Blanc, Malezya’daki yağmur ormanlarında yaptığı araştırmalarda 8 bin bitki türünden 2 bin 500’ünün topraksız ve az ışıklı ortamda, ağaçlarla kayaların üzerinde, yalnızca nemden beslenerek yetişmesinden ilham alarak bu toprak kullanılmadan yapılan dikey bahçeleri meydana getirdi. Çalışmalarını 1982’den bu yana Fransa Ulusal Bilimsel Araştırma Merkezi’nde (CNRS) sürdüren Patrick “Yaşayan Duvarlar” adını verdiği uygulamayı ilk kez 1994’te Chaumont Bahçe Festivali’nde görücüye çıkarmış.
Dikey bahçeler, bina cepheleri, oteller, parklar, istinat duvarları, köprüler, avm’ler vs. gibi her türlü iç veya dış mekanlarda kullanılabilmektedir.
Bakımı kullanılan bitki türü ve konumuna göre değişim gösterir. Dikey bahçeler güneybatı cephesinde konumlandırmak gerekir. Genellikle sarılıcı, yayılıcı türler, ufak boylu çalı türleri kullanılmaktadır. Mevsimlik bitkileri kullanmak, sonrasında yenileriyle değiştirmek de mümkündür.
Peki bu dikey bahçeler nasıl oluşmakta derseniz, bitkileri taşıyacak olan PVC panellerin, ahşap latalar ile taşıyıcı bir duvara sabitlenmesinden sonra yaşam ortamını oluşturacak olan iki kat keçenin bu paneller üzerine gerdirilmesi ile kurulur. Üst katmandaki keçenin, bitkinin sığabileceği kadar genişlikte, enine kesilmesi ile cepler oluşturulur ve fazla topraklarından arındırılan çıplak bitki kökleri, iki keçe arasında kalacak şekilde bu ceplere yerleştirilir.
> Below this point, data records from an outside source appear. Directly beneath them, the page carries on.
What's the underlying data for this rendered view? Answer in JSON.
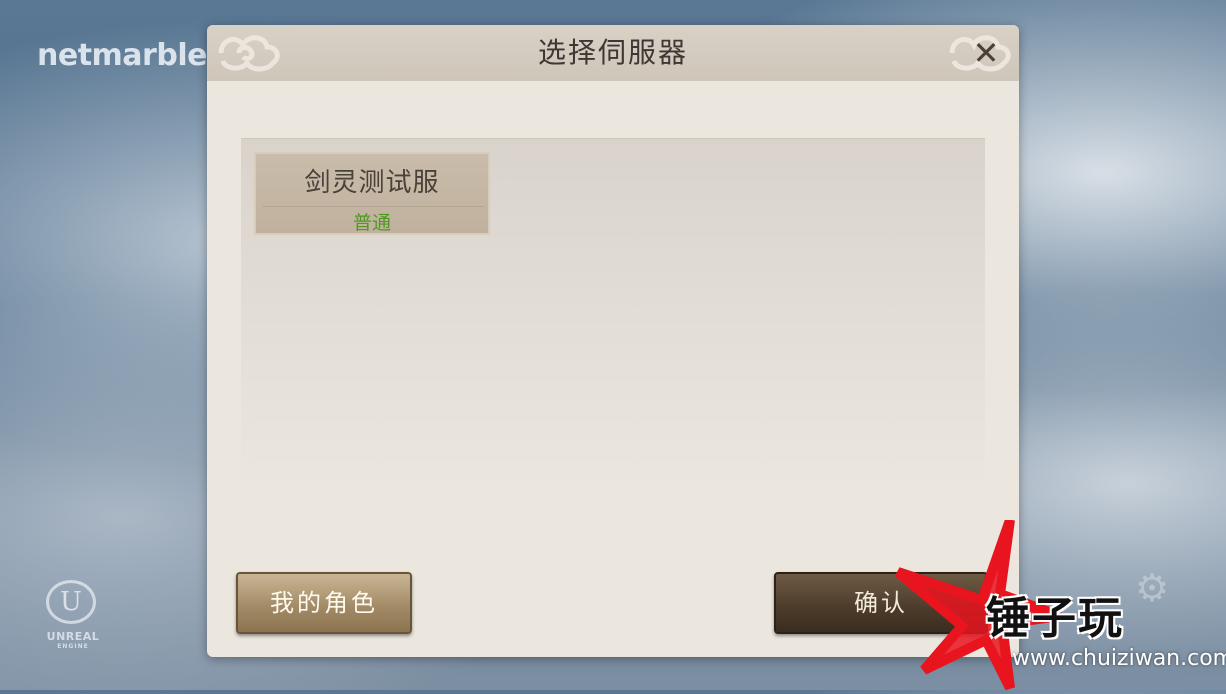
{
  "brand": {
    "logo_text": "netmarble"
  },
  "engine": {
    "name": "UNREAL",
    "sub": "ENGINE"
  },
  "dialog": {
    "title": "选择伺服器",
    "close_glyph": "✕",
    "servers": [
      {
        "name": "剑灵测试服",
        "status": "普通",
        "status_color": "#4e9a1e"
      }
    ],
    "buttons": {
      "my_characters": "我的角色",
      "confirm": "确认"
    }
  },
  "watermark": {
    "text": "锤子玩",
    "url": "www.chuiziwan.com",
    "color": "#e8141e"
  },
  "icons": {
    "close": "close-icon",
    "gear": "gear-icon",
    "ornament": "cloud-ornament-icon"
  }
}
Düzeneğin üstünde, duvar boyunca devam edecek şekilde yerleştirilen delikli su borusu, gerekil olan su ve besin karışımının yukarıdan aşağıya doğru akmasını sağlar. Böylece keçe nemlenir ve bitki kökleri iki keçe arasında sürer ve gelişir. Bu sistemle yapılan bir yeşil duvarın 1m²’si 14-20 kg’lık bir ağırlığa sahip olur.
Yararlarına gelecek olursak, İnsan bedenine ve ruhuna canlandırıcı etki yaratarak stresinin azaltılmasına yardımcı olur. Yeşil ortamlarda çalışan insanların daha sakin, daha huzurlu ve mutlu oldukları kabul görmüştür. Çevresel yararları ise sıvı haldeki suyu kullanarak su buharına dönüştürüp havayı serinletir. Trafik gürültüsünü, kentsel ısı adacıklarını, ani sıcaklık değişimlerini azaltmaya yardımcı olur. Yerden tasarruf sağlar. En dar alanlarda dahi yüzlerce bitkiyle bir orman etkisi yaratılabilir. İç mekân uygulamalarında küçük çaplı metrajlarda dahi metrekare başına 20-30 bitki kullanıldığı için yüzlerce bitkinin ürettiği oksijen, bulunduğu kapalı ortamın hava kalitesinin arttırılmasında ciddi bir etkisi vardır. Ayrıca gayrimenkullerin değerini de artırır.